Marketing margin to be capped?
Media reports indicate that the central government has entrusted PNGRB with the determination of quantum of marketing margin chargeable on sale of natural gas to end consumers by a marketing entity on the basis of marketing costs incurred by it. Currently, GAIL charges marketing margin of ~$ 0.18/mmbtu on PMT, ~$ 0.12/ mmbtu on APM gas and ~$ 0.7/mmbtu on non-APM gas and LNG. RIL charges $ 0.135/mmbtu for KG D6 gas. Petronet LNG charges ~$ 0.4/mmbtu as marketing margin for spot LNG cargoes. Prices charged for CNG & PNG by IGL also include a marketing margin component.

Scope of regulations limited to domestic gas
The primary target for capping marketing margins would be domestic gas producers & marketers since customers for domestic gas are earmarked & allocated by the Govt. Thus, there are no marketing costs incurred in the process. However, it is not clear whether the current set of rules & regulations are applicable on CGD & LNG terminals. Importing spot LNG from the global market requires an ability to source competitively priced LNG. Also, the company makes its own efforts for identifying customers and signing offtake agreements with the same, which involves considerable resources. CGD companies have to make investments in pipelines, CNG stations, spur lines to ensure last mile connectivity to reach out to new areas and add more customers. Hence, we believe that LNG terminals & CGD companies would not be treated similar to passive sellers of domestic gas.

Implementation to take time
The PNGRB is yet to be fully constituted only after which it can pursue long pending issues related to authorization of transmission networks, transmission tariffs (GSPL), CGD rollout; besides the latest issue of linking marketing margins to marketing costs.

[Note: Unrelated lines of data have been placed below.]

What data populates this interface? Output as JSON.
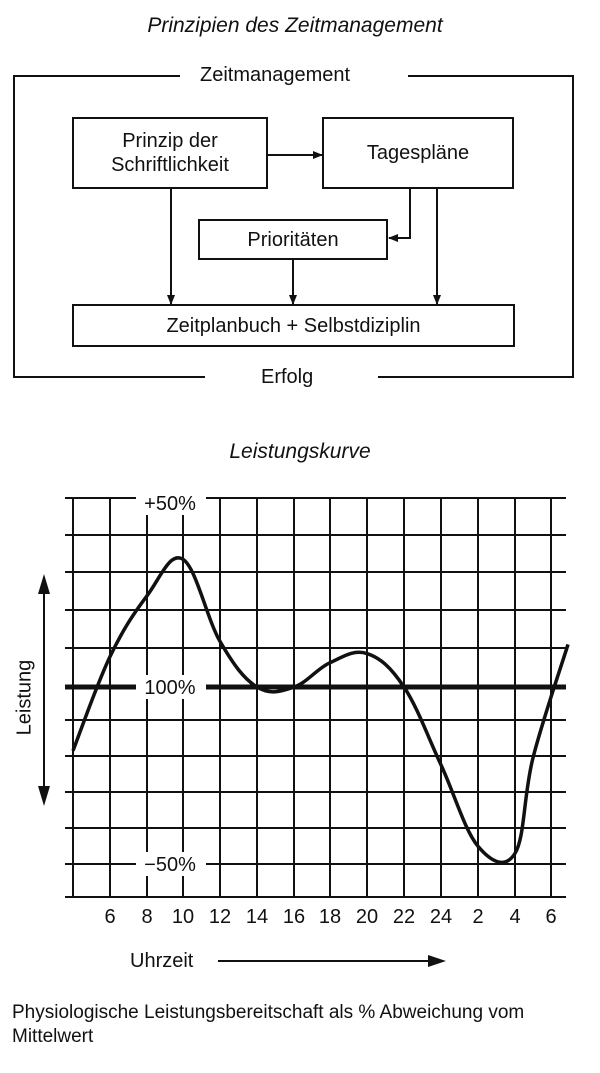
{
  "diagram": {
    "title": "Prinzipien des Zeitmanagement",
    "frame_label": "Zeitmanagement",
    "outcome_label": "Erfolg",
    "nodes": {
      "prinzip_line1": "Prinzip der",
      "prinzip_line2": "Schriftlichkeit",
      "tagesplaene": "Tagespläne",
      "prioritaeten": "Prioritäten",
      "zeitplanbuch": "Zeitplanbuch + Selbstdiziplin"
    }
  },
  "chart": {
    "title": "Leistungskurve",
    "ylabel": "Leistung",
    "xlabel": "Uhrzeit",
    "y_ticks": [
      "+50%",
      "100%",
      "−50%"
    ],
    "x_ticks": [
      "6",
      "8",
      "10",
      "12",
      "14",
      "16",
      "18",
      "20",
      "22",
      "24",
      "2",
      "4",
      "6"
    ],
    "caption": "Physiologische Leistungsbereitschaft als % Abweichung vom Mittelwert"
  },
  "chart_data": {
    "type": "line",
    "title": "Leistungskurve",
    "xlabel": "Uhrzeit",
    "ylabel": "Leistung",
    "x": [
      "3",
      "6",
      "8",
      "10",
      "12",
      "14",
      "16",
      "18",
      "20",
      "22",
      "24",
      "2",
      "4",
      "5",
      "6"
    ],
    "values": [
      -18,
      10,
      30,
      42,
      15,
      0,
      0,
      8,
      11,
      0,
      -22,
      -45,
      -47,
      -20,
      14
    ],
    "ylim": [
      -50,
      50
    ],
    "grid": true
  }
}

PNGRB would also likely invite the various companies to present their case and evaluate the same. Meanwhile, it would also obtain opinions from other Govt. agencies on the scope and ambit of the current regulatory structure. Ultimately, the whole process would take a lot of time.

IGL looks attractive
We had initiated coverage on IGL in Oct 2011 with a contra-consensus SELL call, citing risks to continuance of the past rosy growth & margin scenario. Subsequently, the stock has corrected from Rs 426 at the time of our initiation to Rs 327 currently. Prior to the news flow regarding clamping down on marketing margins, the stock had fallen due to margin pressure resulting from increased dependence on spot LNG and steep rupee depreciation. Price hikes by the company have proved to be insufficient to protect margins. Accordingly, we have revised our estimates downward with FY12E & FY13E EPS going from Rs 25.2 & Rs 27.8 to Rs 19.8 & Rs 22.4 respectively. At the current market price, the stock looks attractively valued @ FY13E P/E of 14.6x and we upgrade our recommendation to a trading BUY at current levels and on dips with a target price of Rs 366.